For a set $X$, the Lindenbaum number of $X$, $\aleph^*(X)$, is the least non-zero ordinal $\alpha$ such that there is no surjection $X\to\alpha$. It seems to be well-known that for infinite sets $X$ and $Y$,
$$\aleph^*(X)\times\aleph^*(Y)\leq\aleph^*(X\times Y)\leq\aleph^*(X)^+\times\aleph^*(Y)^+.$$
Is this a folklore result? If not, where in the literature can this be found?
It doesn't appear to be in Tarski-Lindenbaum Communication sur les recherches de la th'eorie des ensembles.

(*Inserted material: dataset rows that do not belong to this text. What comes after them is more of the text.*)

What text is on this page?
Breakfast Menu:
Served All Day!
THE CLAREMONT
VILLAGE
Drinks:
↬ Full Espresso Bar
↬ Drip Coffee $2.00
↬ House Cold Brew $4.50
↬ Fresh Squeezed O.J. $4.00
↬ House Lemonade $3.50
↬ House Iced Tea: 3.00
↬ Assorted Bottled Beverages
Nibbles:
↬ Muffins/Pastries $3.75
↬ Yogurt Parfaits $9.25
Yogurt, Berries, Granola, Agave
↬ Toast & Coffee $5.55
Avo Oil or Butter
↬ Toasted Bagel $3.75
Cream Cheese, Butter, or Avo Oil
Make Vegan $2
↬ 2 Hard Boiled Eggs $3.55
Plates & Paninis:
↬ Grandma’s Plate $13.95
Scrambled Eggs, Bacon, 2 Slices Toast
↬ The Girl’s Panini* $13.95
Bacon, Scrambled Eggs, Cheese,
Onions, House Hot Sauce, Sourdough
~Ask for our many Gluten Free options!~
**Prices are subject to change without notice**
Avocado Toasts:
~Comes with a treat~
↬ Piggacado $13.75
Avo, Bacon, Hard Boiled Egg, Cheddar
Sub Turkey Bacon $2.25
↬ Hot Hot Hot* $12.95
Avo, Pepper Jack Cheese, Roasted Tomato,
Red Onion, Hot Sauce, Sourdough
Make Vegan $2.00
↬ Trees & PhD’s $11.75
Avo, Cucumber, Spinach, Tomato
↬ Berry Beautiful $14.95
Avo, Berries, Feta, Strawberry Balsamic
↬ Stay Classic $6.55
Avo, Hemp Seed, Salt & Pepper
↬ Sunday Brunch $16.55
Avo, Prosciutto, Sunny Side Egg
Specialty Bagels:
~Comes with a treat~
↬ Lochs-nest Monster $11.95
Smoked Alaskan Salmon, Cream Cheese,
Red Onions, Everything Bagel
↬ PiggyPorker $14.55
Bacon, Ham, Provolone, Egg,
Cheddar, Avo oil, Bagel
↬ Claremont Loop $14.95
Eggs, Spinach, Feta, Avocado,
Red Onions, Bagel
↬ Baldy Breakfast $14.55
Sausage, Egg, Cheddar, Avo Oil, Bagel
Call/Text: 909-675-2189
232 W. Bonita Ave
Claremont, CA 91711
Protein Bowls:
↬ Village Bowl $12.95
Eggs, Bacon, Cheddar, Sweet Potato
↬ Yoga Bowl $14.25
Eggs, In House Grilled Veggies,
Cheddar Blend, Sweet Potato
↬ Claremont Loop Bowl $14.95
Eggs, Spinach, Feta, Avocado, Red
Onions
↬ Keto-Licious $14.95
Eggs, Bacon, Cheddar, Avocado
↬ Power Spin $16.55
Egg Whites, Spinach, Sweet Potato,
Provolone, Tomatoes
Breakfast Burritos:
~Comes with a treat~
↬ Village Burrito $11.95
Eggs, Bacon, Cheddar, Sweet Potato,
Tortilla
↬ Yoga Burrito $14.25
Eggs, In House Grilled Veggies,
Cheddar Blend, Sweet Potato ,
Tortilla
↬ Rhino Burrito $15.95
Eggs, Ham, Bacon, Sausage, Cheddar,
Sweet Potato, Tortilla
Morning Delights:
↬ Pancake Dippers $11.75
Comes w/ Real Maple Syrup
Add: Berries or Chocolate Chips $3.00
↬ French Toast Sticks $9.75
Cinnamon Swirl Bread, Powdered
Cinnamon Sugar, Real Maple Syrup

Karl-Heinz Diener proved in On the transitive hull of a κ‐narrow relation that for all class relations $R$, if $R$ is $\kappa$-narrow in the sense that $\aleph^\ast(R^{-1}[\{x\}])\leqslant\kappa$ for all sets $x$, then the transitive closure $R^\ast$ of $R$ is $\kappa^+$-narrow.
The result you mentioned is a corollary of this result.
It can also be proved in $\mathsf{ZF}$ that $\aleph^\ast(\kappa\times x)=\kappa^+\cdot\aleph^\ast(x)$. See Lemma 3.6 of A generalized Cantor theorem in ZF for a proof of the case $\kappa=\omega$. The general case is proved by Peng and is not published yet.